FIGHTING CORPORATE FRAUD IN CANADA
Corporate fraud has become one of the key issues in modern business and, accordingly, has attracted increasing interest from regulatory bodies across both developed and emerging markets. Technological advancements and the continuing globalisation of business are helping to facilitate white-collar crime.
With corporate fraud more prevalent in certain markets, lawmakers are taking action. Since the financial crisis, there has been a marked increase in the number of regulations put forward to combat the problem. However, there also needs to be a greater focus on internal efforts to reduce impropriety. When operating in the emerging markets in particular, many firms fail to tailor their due diligence processes.
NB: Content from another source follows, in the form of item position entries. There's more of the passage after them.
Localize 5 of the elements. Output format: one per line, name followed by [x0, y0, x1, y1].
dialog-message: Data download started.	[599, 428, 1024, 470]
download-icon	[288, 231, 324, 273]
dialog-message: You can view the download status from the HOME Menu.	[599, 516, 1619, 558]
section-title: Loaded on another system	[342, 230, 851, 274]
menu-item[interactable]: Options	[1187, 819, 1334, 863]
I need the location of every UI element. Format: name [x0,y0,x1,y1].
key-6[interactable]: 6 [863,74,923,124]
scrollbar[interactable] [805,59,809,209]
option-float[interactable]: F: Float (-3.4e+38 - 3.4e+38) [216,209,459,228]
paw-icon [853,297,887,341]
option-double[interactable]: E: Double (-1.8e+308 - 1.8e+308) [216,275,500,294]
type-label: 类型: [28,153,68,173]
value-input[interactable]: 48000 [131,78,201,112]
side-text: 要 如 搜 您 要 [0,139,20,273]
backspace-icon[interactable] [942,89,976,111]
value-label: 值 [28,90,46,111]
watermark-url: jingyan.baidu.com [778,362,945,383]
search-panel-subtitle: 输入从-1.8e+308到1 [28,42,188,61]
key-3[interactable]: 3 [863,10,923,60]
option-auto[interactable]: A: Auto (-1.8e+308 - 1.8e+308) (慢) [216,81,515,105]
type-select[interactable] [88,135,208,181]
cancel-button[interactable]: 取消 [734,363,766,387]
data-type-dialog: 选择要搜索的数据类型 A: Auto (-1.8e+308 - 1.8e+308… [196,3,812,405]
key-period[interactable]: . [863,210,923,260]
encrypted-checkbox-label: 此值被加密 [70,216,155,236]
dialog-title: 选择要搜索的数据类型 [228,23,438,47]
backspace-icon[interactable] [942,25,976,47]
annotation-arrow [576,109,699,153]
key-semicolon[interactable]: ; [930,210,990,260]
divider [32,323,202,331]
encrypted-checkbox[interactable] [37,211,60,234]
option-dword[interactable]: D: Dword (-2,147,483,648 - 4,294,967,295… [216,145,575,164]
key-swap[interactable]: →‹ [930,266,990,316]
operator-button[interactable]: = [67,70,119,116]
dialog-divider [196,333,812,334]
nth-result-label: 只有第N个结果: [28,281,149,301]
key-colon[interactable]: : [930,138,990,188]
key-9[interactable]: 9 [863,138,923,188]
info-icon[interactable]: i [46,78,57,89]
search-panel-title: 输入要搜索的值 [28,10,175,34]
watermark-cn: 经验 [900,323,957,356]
Of course, corporate fraud is not exclusive to emerging markets; it is a major issue in the developed world – and Canada is no exception. According to a report from EY, one in five executives thinks bribery and corruption is widespread throughout the Canadian business world. For David Debenham, co-chair of the Supreme Court of Canada practice group at McMillan LLP, much of the fault for the increase in fraudulent activity is due to a substandard response to potentially fraudulent activity. “Allegations of fraud are too often dismissed as irregularities or misperceptions because of the way suspicions of fraud are handled,” he says. “There are several key points to make in addressing the problem. From an investigative point of view, the presumption is fraud unless an innocent explanation can be demonstrated, and not the other way around – as it is in a forensic setting. This means that evidence is not to be taken at face value, and must be thoroughly corroborated. Second, all incidents must be logged and investigated. What looks like an isolated incident may be part of a larger pattern. Third, there has to be internal and external oversight. Internal auditors can be co-opted by the corporate culture, and therefore they cannot see what is obvious to outside eyes – the last creature to see water would be a fish. External fraud auditors must be involved for that distant, detached view. Finally, there has to be a compliance officer and an audit committee to review investigative results and ensure future audits are planned with past investigative results in mind.”